Chapter Twelve

“We waste our lights in vain, like lights by day.”

(Romeo and Juliet, Act I, Scene 4)

It took me a long time. The day was almost over, the sun sinking in a purple haze when bedraggled and smudged and tired, I found the portrait of Octavia Jericho. Worst, I found the room where the portrait was hung.

I’d saved the floor with the west landing mirror for last. Somehow I’d known. I hadn’t even opened every door. I’d walked right to the one. I’d reached for the knob, expecting it to be locked, but it had turned beneath my fingers.

Like the setting for a Victorian horror movie, the furniture was draped in moth-eaten silk and cobwebs. Puffs of dust rose from the ragged Persian rug, but it was the footprints that caused my breath to catch and my stomach to plummet as if I were falling and falling with no hope of landing safely.

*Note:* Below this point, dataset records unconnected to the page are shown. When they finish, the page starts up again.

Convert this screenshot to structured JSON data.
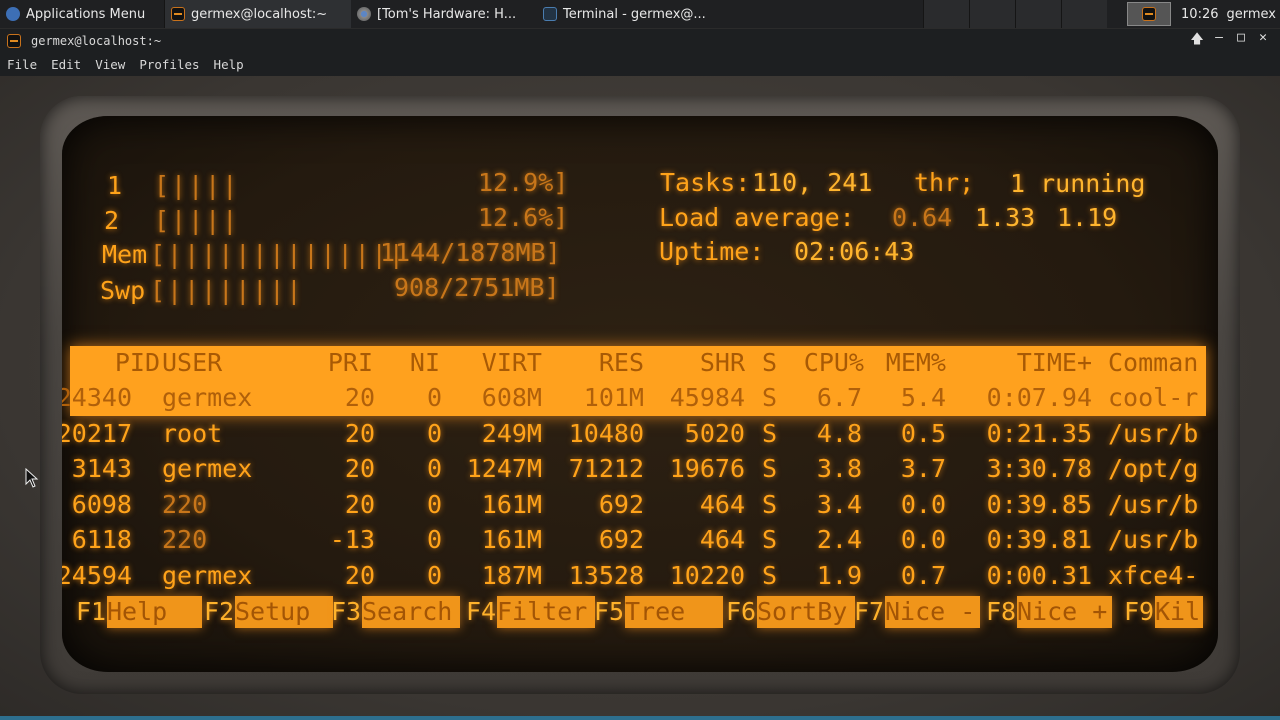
{
  "panel": {
    "apps_menu": "Applications Menu",
    "tasks": [
      {
        "label": "germex@localhost:~",
        "icon": "crt-terminal-icon"
      },
      {
        "label": "[Tom's Hardware: H...",
        "icon": "chromium-icon"
      },
      {
        "label": "Terminal - germex@...",
        "icon": "terminal-icon"
      }
    ],
    "clock": "10:26",
    "username": "germex"
  },
  "window": {
    "title": "germex@localhost:~",
    "menu": [
      "File",
      "Edit",
      "View",
      "Profiles",
      "Help"
    ]
  },
  "htop": {
    "cpu1": {
      "label": "1",
      "bar": "[||||",
      "pct": "12.9%]"
    },
    "cpu2": {
      "label": "2",
      "bar": "[||||",
      "pct": "12.6%]"
    },
    "mem": {
      "label": "Mem",
      "bar": "[||||||||||||||",
      "val": "1144/1878MB]"
    },
    "swp": {
      "label": "Swp",
      "bar": "[||||||||",
      "val": "908/2751MB]"
    },
    "tasks_label": "Tasks:",
    "tasks_value": "110, 241",
    "tasks_thr": "thr;",
    "tasks_running": "1 running",
    "load_label": "Load average:",
    "load_1": "0.64",
    "load_5": "1.33",
    "load_15": "1.19",
    "uptime_label": "Uptime:",
    "uptime_value": "02:06:43",
    "columns": [
      "PID",
      "USER",
      "PRI",
      "NI",
      "VIRT",
      "RES",
      "SHR",
      "S",
      "CPU%",
      "MEM%",
      "TIME+",
      "Comman"
    ],
    "rows": [
      {
        "pid": "24340",
        "user": "germex",
        "pri": "20",
        "ni": "0",
        "virt": "608M",
        "res": "101M",
        "shr": "45984",
        "s": "S",
        "cpu": "6.7",
        "mem": "5.4",
        "time": "0:07.94",
        "cmd": "cool-r"
      },
      {
        "pid": "20217",
        "user": "root",
        "pri": "20",
        "ni": "0",
        "virt": "249M",
        "res": "10480",
        "shr": "5020",
        "s": "S",
        "cpu": "4.8",
        "mem": "0.5",
        "time": "0:21.35",
        "cmd": "/usr/b"
      },
      {
        "pid": "3143",
        "user": "germex",
        "pri": "20",
        "ni": "0",
        "virt": "1247M",
        "res": "71212",
        "shr": "19676",
        "s": "S",
        "cpu": "3.8",
        "mem": "3.7",
        "time": "3:30.78",
        "cmd": "/opt/g"
      },
      {
        "pid": "6098",
        "user": "220",
        "pri": "20",
        "ni": "0",
        "virt": "161M",
        "res": "692",
        "shr": "464",
        "s": "S",
        "cpu": "3.4",
        "mem": "0.0",
        "time": "0:39.85",
        "cmd": "/usr/b"
      },
      {
        "pid": "6118",
        "user": "220",
        "pri": "-13",
        "ni": "0",
        "virt": "161M",
        "res": "692",
        "shr": "464",
        "s": "S",
        "cpu": "2.4",
        "mem": "0.0",
        "time": "0:39.81",
        "cmd": "/usr/b"
      },
      {
        "pid": "24594",
        "user": "germex",
        "pri": "20",
        "ni": "0",
        "virt": "187M",
        "res": "13528",
        "shr": "10220",
        "s": "S",
        "cpu": "1.9",
        "mem": "0.7",
        "time": "0:00.31",
        "cmd": "xfce4-"
      }
    ],
    "fkeys": [
      {
        "key": "F1",
        "label": "Help  "
      },
      {
        "key": "F2",
        "label": "Setup "
      },
      {
        "key": "F3",
        "label": "Search"
      },
      {
        "key": "F4",
        "label": "Filter"
      },
      {
        "key": "F5",
        "label": "Tree  "
      },
      {
        "key": "F6",
        "label": "SortBy"
      },
      {
        "key": "F7",
        "label": "Nice -"
      },
      {
        "key": "F8",
        "label": "Nice +"
      },
      {
        "key": "F9",
        "label": "Kil"
      }
    ]
  },
  "colors": {
    "phosphor": "#ffa31a",
    "panel": "#1f2022",
    "accent": "#2d6f8e"
  }
}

Feet larger than mine had been here, often. They had crossed the dusty floor. A path was worn though the dust to a pile of dried and shriveled wildflowers beneath where the portrait hung. Octavia was faded. The drapes over the windows had deteriorated so badly to shredded, sagging rags that the setting sun fingered its way through to patchily light her face.

She had been stunning, once. This painting showed it more than the one downstairs. This was a younger Octavia. The one who had caught a dashing captain’s attention. I could tell even though the thick oil paint that had rendered her likeness was crackled and cracked. In places it had come free to fall on the floor with the moldering petals.

Had it been Michael who had walked here? How many times had he brought flowers to this room only half aware of his actions?

Doomed romance.

How many times had I played Tristan’s violin?

There were probably historical treasures in the wardrobe and the drawers of this room, but I could only see neglect and decay. I could only smell rotten fabric and brittle petals and mold.

I stayed long enough to look into Octavia’s eyes. Why had she killed herself all those years ago? Had she been seeking to escape a man who wouldn’t let her go?

Octavia’s room frightened me. It caused me to doubt Michael and Mrs. Brighton. How could they allow that neglected spot in the house—beyond dust, beyond time—to fester and decay? But worse than that, the room reminded me of Tristan’s package. I thought of it, hidden away in the bureau, unopened. As if not opening it would change what had happened both before and after he’d left.

Someone had closed off this room and left it virtually untouched for decades.

But had that changed the past?

The room was a decaying memorial. The person who had left it unchanged after her death hadn’t stopped her from dying, but maybe they had kept her from resting in peace.